Confidence scoring, quality estimation and risk prediction

What is the difference between a quality estimation, a confidence score and risk prediction?

Microsoft, Unbabel and Memsource use the research standard quality estimation, while Smartling calls its feature a quality confidence score, and there are even research papers talking about confidence estimation or error prediction, and tools that use a fuzzy match percentage. Parallel data filtering approaches like Zipporah or LASER use quality score or similarity score.

ModelFront uses risk prediction.

They're overlapping concepts and often used interchangeably - the distinctions are as much about tradition, convention and use case as about inputs and outputs. They are all basically a score from 0.0 to 1.0 or 0% to 100%, at sequence-level precision or greater. Unlike BLEU, HTER, METEOR or WER, they do not require a golden human reference translation.

We're interested in language, so we know the nuances in naming are important.

Confidence scoring

A machine translation confidence score is typically used for a machine translation's own bet about its own quality on the input sequence. A higher score correlates with higher quality.

It is typically based on internal variables of the translation system - a so-called glassbox approach. So it can't be used to compare systems or to assess human translation or translation memory matches.

Quality estimation

A machine translation quality estimate is based on a sequence pair - the source text and the translation text. Like a confidence score, a higher score correlates with higher quality.

It implies a pure supervised blackbox approach, where the system learns from labelled data at training time, but knows nothing about how the translation was produced at run time. It also implies scoring of machine translation only.

This term is used in research literature and conferences, like the WMT shared task, and is also the most common term in the context of the approach pioneered at Unbabel and Microsoft - safely auto-approving raw machine translation for as many segments as possible.

It's often contrasted with quality evaluation - a corpus-level score.

In practice, usage varies - researchers do talk about unsupervised and glassbox approaches to quality estimation, and about word-level quality estimation, and there's no reason that quality estimation could not be used for more tasks, like quality evaluation or parallel data filtering.

Risk prediction

A translation risk prediction is also based on a sequence pair - the source text and the translation text. A higher score correlates with higher risk.

Like quality estimation, it implies a pure blackbox approach. Unlike quality estimation, it can also be used for everything from parallel data filtering to quality assurance of human translation to corpus- or system-level quality evaluation.

Why did we introduce yet another name? Risk prediction is the term used at ModelFront because it's the most correct and it's what clients actually want, across all use cases.

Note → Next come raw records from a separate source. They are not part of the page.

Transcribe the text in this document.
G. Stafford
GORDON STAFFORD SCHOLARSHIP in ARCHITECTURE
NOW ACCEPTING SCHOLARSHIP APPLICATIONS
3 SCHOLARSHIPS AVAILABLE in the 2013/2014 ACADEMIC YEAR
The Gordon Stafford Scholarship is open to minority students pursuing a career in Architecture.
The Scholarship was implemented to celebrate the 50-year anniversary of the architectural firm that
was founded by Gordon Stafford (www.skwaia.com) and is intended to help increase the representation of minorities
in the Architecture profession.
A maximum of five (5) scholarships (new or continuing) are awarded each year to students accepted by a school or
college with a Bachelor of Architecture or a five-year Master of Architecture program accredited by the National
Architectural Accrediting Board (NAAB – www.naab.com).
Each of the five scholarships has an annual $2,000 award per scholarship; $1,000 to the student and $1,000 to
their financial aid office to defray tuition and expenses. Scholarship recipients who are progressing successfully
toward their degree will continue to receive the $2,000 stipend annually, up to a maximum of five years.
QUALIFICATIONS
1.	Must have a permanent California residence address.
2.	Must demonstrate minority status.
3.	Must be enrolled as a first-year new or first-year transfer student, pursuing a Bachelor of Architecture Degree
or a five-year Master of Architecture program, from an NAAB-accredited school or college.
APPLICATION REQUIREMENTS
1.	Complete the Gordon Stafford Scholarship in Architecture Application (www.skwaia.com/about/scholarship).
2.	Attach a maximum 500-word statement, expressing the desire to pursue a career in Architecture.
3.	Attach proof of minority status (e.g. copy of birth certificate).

Often it's impossible to say if a translation is of high quality or low quality because the input sequence is ambiguous or noisy. When English Apple is translated to Spanish as Manzana or to Apple, it makes no sense to say that both are low quality or medium quality - one of them is probably perfect. But it does make sense to say that, without more context, both are risky.

We also wanted our approach to explicitly break away from quality estimation's focus on post-editing distance or effort and CAT tools' focus on rules-based translation memory matching, and to be future-proof as use cases and technology evolve.

ModelFront's risk prediction system will grow to include risk types and rich phrase- and word-level information.